Leung Valerie, Gill Suzanne, Sauve Jaclyn, Walker Kelly, Stumpo Carmine, Powis Jeff
, BScPhm, ACPR, MBA, was, at the time this study was performed, the Clinical Manager with the Department of Pharmaceutical Services, Toronto East General Hospital, Toronto, Ontario. She is now a Clinical Leader with Canada Health Infoway.
Can J Hosp Pharm. 2011 Sep;64(5):314-20. doi: 10.4212/cjhp.v64i5.1065.
Promoting the appropriate use of antimicrobials is a core value of antimicrobial stewardship. Prospective audit and feedback constitute an effective strategy for reducing the cost and use of antimicrobials, as well as their adverse effects, such as infection with Clostridium difficile.
To evaluate the antimicrobial stewardship program in the intensive care unit at the authors' hospital, in order to determine the cost and utilization of antimicrobials, as well as the rate of nosocomially acquired C. difficile infection.
An infectious diseases team, consisting of a physician and a pharmacist, performed prospective audit and feedback during a pilot study (April to June 2010). The team met with the intensive care unit team daily to discuss optimization of therapy. The cost and utilization of antimicrobial drugs, as well as rates of C. difficile infection, were compared between the pilot period and the same period during the previous year (April to June 2009). For 3 months after the pilot phase (i.e., July to September 2010), the strategy was continued 3 days per week.

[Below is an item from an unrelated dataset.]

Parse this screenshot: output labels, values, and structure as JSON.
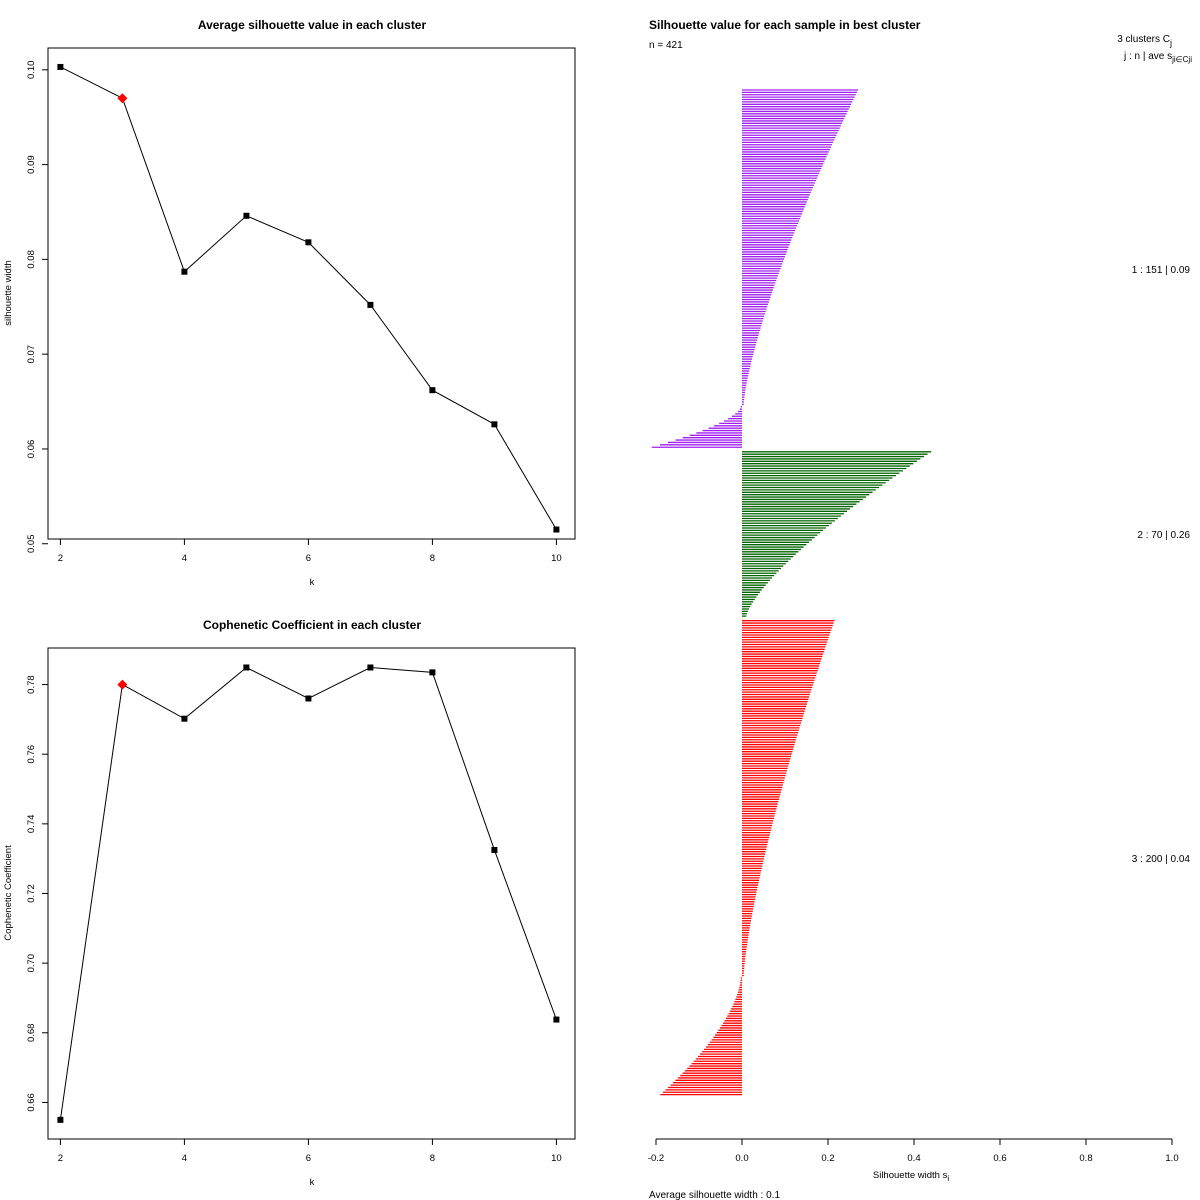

AFTER INTRODUCTION OF THE ANTIMICROBIAL STEWARDSHIP PROGRAM, THERE WAS A SIGNIFICANT REDUCTION IN THE COST OF ANTIMICROBIAL DRUGS: $27 917 less than during the same period in the previous year, equivalent to a reduction of $15.45 (36.2%) per patient-day ($42.63 versus $27.18). Utilization of broad-spectrum antipseudomonal antimicrobial agents was also significantly lower, declining from 63.16 to 38.59 defined daily doses (DDDs) per 100 patient-days (reduction of 38.9%). After the pilot period, the rate declined further, to 28.47 DDDs/100 patient-days. During the pilot period, there were no cases of C. difficile infection, and in the post-pilot period, there was 1 case (overall rate 0.42 cases/1000 patient-days). This rate was lower than (but not significantly different from) the rate for April to September 2009 (1.87 cases/1000 patient-days). There were no differences in mortality rate or severity of illness.

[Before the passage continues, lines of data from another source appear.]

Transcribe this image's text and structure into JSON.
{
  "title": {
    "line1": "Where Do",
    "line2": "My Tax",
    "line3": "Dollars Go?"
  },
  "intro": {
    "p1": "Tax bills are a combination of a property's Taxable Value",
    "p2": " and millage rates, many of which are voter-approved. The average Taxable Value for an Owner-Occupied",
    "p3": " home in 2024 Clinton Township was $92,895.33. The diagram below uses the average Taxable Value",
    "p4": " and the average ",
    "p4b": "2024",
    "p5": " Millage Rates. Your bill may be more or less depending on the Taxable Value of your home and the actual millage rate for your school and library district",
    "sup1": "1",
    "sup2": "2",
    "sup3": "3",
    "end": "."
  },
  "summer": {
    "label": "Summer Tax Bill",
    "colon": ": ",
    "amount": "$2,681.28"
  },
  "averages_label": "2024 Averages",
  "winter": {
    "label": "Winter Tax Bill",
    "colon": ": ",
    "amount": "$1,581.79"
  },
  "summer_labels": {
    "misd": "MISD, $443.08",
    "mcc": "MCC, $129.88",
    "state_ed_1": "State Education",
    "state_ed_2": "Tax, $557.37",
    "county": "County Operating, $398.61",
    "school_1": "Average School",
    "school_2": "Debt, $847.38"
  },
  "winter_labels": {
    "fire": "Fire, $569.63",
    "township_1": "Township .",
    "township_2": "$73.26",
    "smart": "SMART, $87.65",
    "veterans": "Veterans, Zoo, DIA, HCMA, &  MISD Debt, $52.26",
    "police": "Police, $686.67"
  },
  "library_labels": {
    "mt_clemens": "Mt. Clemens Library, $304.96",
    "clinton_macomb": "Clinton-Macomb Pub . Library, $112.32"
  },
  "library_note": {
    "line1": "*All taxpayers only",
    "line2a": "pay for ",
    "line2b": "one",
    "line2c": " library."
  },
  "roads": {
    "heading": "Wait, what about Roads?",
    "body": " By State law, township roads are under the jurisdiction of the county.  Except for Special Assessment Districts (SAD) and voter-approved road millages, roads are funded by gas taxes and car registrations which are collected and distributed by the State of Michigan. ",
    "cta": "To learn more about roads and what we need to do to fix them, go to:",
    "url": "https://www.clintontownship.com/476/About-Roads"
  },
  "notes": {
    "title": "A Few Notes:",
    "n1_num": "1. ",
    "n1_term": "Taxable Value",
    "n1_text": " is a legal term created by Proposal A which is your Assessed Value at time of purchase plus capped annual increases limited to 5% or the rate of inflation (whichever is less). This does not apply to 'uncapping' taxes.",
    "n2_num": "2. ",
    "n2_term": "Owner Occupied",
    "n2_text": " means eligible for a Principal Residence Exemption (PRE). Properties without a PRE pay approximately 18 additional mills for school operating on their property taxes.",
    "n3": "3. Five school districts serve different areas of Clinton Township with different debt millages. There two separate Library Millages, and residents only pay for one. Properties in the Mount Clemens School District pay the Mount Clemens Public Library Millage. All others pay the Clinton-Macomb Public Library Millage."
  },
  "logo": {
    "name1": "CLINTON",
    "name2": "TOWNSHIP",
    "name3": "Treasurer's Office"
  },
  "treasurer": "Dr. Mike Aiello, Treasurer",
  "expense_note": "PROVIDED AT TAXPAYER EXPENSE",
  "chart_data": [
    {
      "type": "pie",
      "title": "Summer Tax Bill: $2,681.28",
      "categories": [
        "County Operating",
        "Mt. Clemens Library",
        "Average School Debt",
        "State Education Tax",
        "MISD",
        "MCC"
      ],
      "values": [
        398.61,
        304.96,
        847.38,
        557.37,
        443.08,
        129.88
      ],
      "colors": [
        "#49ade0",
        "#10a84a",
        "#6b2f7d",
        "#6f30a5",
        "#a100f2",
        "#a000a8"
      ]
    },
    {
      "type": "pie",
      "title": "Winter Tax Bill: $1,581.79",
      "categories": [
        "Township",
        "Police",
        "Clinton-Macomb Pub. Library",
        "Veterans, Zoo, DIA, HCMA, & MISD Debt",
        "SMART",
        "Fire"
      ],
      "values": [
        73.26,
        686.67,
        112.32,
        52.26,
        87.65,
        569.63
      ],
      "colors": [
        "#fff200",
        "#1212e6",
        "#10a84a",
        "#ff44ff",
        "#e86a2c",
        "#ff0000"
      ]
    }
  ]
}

The antimicrobial stewardship program in this community hospital was associated with significant decreases in antimicrobial costs and in utilization of antipseudomonal antimicrobial agents and a nonsignificant decrease in the rate of C. difficile infection. Knowledge exchange, peer-to-peer communication, and decision support, key factors in this success, will be applied in implementing the antimicrobial stewardship program throughout the hospital.
促进抗菌药物的合理使用是抗菌药物管理的核心价值。前瞻性审核与反馈是降低抗菌药物成本及使用量及其不良影响(如艰难梭菌感染)的有效策略。
评估作者所在医院重症监护病房的抗菌药物管理项目,以确定抗菌药物的成本和使用情况,以及医院获得性艰难梭菌感染率。
一个由一名医生和一名药剂师组成的传染病团队在一项试点研究(2010年4月至6月)期间进行前瞻性审核与反馈。该团队每天与重症监护病房团队会面,讨论优化治疗方案。比较试点期间与上一年同期(2009年4月至6月)抗菌药物的成本和使用情况,以及艰难梭菌感染率。在试点阶段后的3个月(即2010年7月至9月),该策略每周持续3天。
引入抗菌药物管理项目后,抗菌药物成本显著降低:比上一年同期减少27917美元,相当于每位患者每天减少15.45美元(42.63美元对27.18美元),降幅为36.2%。广谱抗假单胞菌抗菌药物的使用量也显著降低,从每100个患者日63.16限定日剂量(DDD)降至38.59 DDD(降幅为38.9%)。试点期后,该使用率进一步降至28.47 DDD/100个患者日。在试点期间,没有艰难梭菌感染病例,在试点期后,有1例(总体发生率为0.42例/1000个患者日)。该发生率低于2009年4月至9月的发生率(1.87例/1000个患者日),但差异无统计学意义。死亡率和疾病严重程度无差异。
这家社区医院的抗菌药物管理项目与抗菌药物成本显著降低、抗假单胞菌抗菌药物使用量减少以及艰难梭菌感染率无显著降低有关。知识交流、同行沟通和决策支持是取得这一成功的关键因素,将应用于在全院实施抗菌药物管理项目。